The housing construction projects have faced a variety of challenges and risks throughout the world (Chien, 2014, p. 11). Most of these risks have everything to do with time and cost overruns. Such is not only unique to Libya, however, their case is more to a larger degree as they lack enough experience in executing construction projects (Taroun, 2014, p. 47). The problem became a major hit back in 1970s and is still ongoing. Proper housing is important world over, and is essential to the growth of an economy. The major client of the Libyan building projects, like in any country around the world, is the government (Tah, 2001, p. 44). Therefore, the government has every interest in streamlining this industry and ensuring an effective risk management strategy. This involves developing clear risk classification procedures.
Risk Classification Categories
There are several proposed construction risk classification techniques adopted over time. In his review, Chapman (2001, p. 13), classified construction risk by categorizing them into three main groups, those risk involving; construction design, construction finance and construction time. Carr (2001, p, 28), further classified the building risks into four sections namely those risk associated with the environment where the projects is being developed, the dynamics of the construction industry, that is, the clients and consultants, and the type of projects itself. Mark (2004, p. 79), categorized the risks into six sub categories placing them into those that affect finances, those that are associated with the law, those that affect management, those emanating from the current housing market, those that deals with policy and regulation and finally risks influenced by politics of the day.
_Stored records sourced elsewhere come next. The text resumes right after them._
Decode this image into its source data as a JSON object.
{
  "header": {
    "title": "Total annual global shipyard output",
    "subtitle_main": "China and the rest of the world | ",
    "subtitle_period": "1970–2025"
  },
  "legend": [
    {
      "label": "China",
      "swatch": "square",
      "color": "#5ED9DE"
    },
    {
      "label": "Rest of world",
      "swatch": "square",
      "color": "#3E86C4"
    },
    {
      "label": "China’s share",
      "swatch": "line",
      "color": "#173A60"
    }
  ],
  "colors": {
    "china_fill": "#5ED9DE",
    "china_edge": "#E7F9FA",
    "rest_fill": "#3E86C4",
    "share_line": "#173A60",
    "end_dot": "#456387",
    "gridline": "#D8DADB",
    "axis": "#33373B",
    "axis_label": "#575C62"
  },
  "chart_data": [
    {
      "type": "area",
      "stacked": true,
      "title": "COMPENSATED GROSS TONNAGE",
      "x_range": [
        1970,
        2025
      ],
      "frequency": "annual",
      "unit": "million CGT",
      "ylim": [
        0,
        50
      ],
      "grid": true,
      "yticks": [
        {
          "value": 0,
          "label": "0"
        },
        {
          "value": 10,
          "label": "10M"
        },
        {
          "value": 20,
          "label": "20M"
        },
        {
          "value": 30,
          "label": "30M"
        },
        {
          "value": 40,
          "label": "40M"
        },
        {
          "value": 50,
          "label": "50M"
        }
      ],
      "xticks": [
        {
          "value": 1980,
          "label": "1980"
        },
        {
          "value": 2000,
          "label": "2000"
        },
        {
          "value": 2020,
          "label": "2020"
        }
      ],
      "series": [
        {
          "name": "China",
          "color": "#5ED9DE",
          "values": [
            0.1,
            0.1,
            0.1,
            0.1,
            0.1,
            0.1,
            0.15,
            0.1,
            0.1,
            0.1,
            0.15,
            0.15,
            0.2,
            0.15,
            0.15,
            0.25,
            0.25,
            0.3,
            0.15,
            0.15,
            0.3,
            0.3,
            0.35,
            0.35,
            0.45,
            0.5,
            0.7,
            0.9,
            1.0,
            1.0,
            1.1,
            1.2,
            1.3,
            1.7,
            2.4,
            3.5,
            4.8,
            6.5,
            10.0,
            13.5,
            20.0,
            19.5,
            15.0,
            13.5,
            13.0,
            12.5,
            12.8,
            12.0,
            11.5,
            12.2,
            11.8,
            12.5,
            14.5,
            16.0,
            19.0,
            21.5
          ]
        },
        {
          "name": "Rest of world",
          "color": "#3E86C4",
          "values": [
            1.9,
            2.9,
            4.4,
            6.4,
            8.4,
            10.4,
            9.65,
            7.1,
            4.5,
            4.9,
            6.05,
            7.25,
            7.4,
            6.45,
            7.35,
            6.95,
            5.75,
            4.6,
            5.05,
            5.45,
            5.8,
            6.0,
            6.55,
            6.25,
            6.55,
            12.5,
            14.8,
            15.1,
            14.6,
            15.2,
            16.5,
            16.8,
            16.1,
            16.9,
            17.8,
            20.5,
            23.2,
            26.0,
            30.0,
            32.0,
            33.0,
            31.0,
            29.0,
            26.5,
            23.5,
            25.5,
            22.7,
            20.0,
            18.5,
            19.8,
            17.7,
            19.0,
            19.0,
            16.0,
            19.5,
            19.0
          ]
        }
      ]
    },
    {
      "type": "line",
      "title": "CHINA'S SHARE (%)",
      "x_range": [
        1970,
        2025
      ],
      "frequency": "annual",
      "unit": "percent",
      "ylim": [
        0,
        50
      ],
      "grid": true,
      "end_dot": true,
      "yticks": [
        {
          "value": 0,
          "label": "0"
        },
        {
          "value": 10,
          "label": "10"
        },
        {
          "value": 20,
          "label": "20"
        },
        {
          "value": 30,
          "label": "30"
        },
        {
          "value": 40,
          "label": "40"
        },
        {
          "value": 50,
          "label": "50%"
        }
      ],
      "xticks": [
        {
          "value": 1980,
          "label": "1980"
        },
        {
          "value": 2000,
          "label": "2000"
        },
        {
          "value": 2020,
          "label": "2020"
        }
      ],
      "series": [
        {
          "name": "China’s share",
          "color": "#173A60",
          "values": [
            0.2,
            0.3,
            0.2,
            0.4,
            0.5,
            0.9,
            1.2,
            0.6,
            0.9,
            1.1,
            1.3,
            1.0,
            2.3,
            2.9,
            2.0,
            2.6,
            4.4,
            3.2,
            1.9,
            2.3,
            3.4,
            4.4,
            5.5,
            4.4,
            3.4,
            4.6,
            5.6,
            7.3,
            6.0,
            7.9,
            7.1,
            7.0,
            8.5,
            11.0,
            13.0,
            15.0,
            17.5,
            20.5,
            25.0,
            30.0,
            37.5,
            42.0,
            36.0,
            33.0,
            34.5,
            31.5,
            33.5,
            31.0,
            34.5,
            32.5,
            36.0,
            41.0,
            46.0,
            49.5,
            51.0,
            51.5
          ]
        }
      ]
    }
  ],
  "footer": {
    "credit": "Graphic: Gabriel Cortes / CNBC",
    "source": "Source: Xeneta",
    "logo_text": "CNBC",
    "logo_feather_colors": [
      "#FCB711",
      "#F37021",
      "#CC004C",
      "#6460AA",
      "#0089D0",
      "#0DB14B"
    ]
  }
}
From the above techniques it is evident that risk classification can be categorized into two major groups. External Risk classification and Internal risk classification (Klemettii, 2006). The internal risks factors are those that are under the direct control of the project management while the external risk factors are not necessarily under their control.
The internal risk include; projects operations, projects Management, projects engineering and projects finance (Zou, 2007).On the other hand, the external risk involves; the weather, government policy, culture, consumers and the housing market in general
In light of the ongoing project construction crisis in the housing sector, in Libya and indeed internationally, it is clear that neither quality nor quantity risk analysis and classification techniques are being utilized. Thus, Contractors have failed to deliver quality results on time and within the available budget. To understand the construction risk and how to manage them, projects managers ought to be able to first classify them for analysis. In order to reflect the impact they have on the projects duration, quality and cost. This study is intended to shed light on the possible techniques of classification as a first step to enhancing risk management for contractors working in the house construction industry in Libya and other parts of the world. By so doing, there shall be enhancement of better business management skills and competence. It will also foster competition which is very healthy for any business to grow.